Did you see the image on the exhibition invitation?
It shows Pescara’s seafront, seen from above. A man stands among the passers-by. He is the artist Matteo Fato, his arms are raised and he is holding up a rag used to clean paintbrushes.
This photograph encapsulates the essence of Matteo Fato’s solo exhibition: Il difficile è dimenticare ciò che si è visto per casa (Ritratto di Pescara per caso) - What’s difficult is to forget what one has seen around the house [Portrait of Pescara by chance], curated by Simone Ciglia and produced and promoted by the Fondazione La Rocca.
First and foremost, it shows Pescara, the artist’s place of birth, where he still lives and works, bearing witness to his deep bond with the area, both culturally and emotionally.
The rag speaks to us of painting and of the reflection on its meaning, which is the crux for Fato.
Fifty years ago, a similar image of Pescara featured on an invitation for another exhibition: Gino De Dominicis’ show at the Lucrezia De Domizio Durini Gallery in 1975. The Pescara seafront was also the centrepiece of that shot.This photograph seems to recall Pescara in the nineteen seventies, a decade in which the city experienced a real flourishing of contemporary art.
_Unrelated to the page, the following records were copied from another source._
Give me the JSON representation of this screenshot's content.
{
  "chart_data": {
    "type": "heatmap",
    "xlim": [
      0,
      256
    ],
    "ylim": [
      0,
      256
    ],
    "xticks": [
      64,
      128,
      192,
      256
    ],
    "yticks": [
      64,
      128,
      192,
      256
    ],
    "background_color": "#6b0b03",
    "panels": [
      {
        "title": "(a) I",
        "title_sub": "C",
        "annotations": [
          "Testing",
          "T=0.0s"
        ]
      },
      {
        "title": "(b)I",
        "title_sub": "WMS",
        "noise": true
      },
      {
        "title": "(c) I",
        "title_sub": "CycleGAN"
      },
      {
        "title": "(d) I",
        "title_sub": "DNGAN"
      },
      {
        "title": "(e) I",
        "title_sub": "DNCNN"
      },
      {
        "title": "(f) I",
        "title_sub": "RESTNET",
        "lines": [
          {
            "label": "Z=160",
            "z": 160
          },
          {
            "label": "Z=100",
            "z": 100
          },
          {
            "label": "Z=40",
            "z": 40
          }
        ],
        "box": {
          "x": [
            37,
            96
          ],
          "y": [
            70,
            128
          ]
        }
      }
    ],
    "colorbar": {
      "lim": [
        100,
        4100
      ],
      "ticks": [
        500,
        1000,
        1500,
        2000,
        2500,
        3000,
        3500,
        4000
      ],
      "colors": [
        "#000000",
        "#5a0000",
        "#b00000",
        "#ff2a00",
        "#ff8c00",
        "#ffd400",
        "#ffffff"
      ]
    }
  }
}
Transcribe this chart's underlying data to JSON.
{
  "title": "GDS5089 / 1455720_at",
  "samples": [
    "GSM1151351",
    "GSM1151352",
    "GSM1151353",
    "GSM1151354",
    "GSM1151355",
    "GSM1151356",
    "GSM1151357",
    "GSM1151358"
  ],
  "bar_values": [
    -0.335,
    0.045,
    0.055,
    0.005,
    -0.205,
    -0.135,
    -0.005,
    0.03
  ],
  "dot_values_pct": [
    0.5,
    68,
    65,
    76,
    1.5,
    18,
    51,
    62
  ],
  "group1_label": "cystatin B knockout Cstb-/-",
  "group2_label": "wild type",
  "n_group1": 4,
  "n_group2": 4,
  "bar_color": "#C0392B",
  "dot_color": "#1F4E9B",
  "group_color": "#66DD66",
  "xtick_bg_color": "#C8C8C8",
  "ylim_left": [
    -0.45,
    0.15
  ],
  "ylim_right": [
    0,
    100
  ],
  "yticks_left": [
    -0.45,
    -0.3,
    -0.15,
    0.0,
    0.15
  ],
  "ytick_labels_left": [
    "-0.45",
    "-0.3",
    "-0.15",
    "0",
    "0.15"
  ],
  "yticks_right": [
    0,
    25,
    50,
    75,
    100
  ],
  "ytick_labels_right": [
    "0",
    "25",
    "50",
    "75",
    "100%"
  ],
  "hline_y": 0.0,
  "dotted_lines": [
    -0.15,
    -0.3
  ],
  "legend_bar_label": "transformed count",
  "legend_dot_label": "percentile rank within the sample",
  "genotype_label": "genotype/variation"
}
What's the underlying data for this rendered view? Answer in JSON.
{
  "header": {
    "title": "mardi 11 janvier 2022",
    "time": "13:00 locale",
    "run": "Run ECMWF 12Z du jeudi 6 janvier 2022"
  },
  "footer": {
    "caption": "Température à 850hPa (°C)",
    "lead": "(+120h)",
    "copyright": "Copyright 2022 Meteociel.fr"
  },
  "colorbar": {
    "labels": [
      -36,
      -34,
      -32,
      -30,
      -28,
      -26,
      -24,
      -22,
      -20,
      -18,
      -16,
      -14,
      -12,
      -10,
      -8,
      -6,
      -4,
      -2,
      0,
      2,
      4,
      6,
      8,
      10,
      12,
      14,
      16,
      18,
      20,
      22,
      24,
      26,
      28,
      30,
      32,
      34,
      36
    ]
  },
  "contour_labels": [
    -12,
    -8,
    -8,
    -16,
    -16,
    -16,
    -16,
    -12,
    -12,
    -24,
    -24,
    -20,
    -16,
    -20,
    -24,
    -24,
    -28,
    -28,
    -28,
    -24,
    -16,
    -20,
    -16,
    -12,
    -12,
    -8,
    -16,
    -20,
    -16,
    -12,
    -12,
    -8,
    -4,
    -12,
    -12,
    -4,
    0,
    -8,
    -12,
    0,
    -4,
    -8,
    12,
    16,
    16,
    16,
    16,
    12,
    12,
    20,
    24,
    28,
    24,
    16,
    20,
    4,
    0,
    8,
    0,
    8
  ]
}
These were the years of the urban art of Franco Summa, of the art high school shaped by Giuseppe Misticoni’s innovative ideas and of the visionary galleries of Mario Pieroni, Cesare Manzo, and of course, Lucrezia De Domizio Durini.
This exhibition shows that that particular moment in history has not been forgotten. Indeed, perhaps we’re reliving it, without quite realizing it.
This is a wide-ranging exhibition that involves cultural institutions, public spaces, and temporary installations at various points in the city. The outcome is an original narrative of Pescara that draws on the nuances of the artist’s encounter with the identity of a place, and with its recent and more distant past.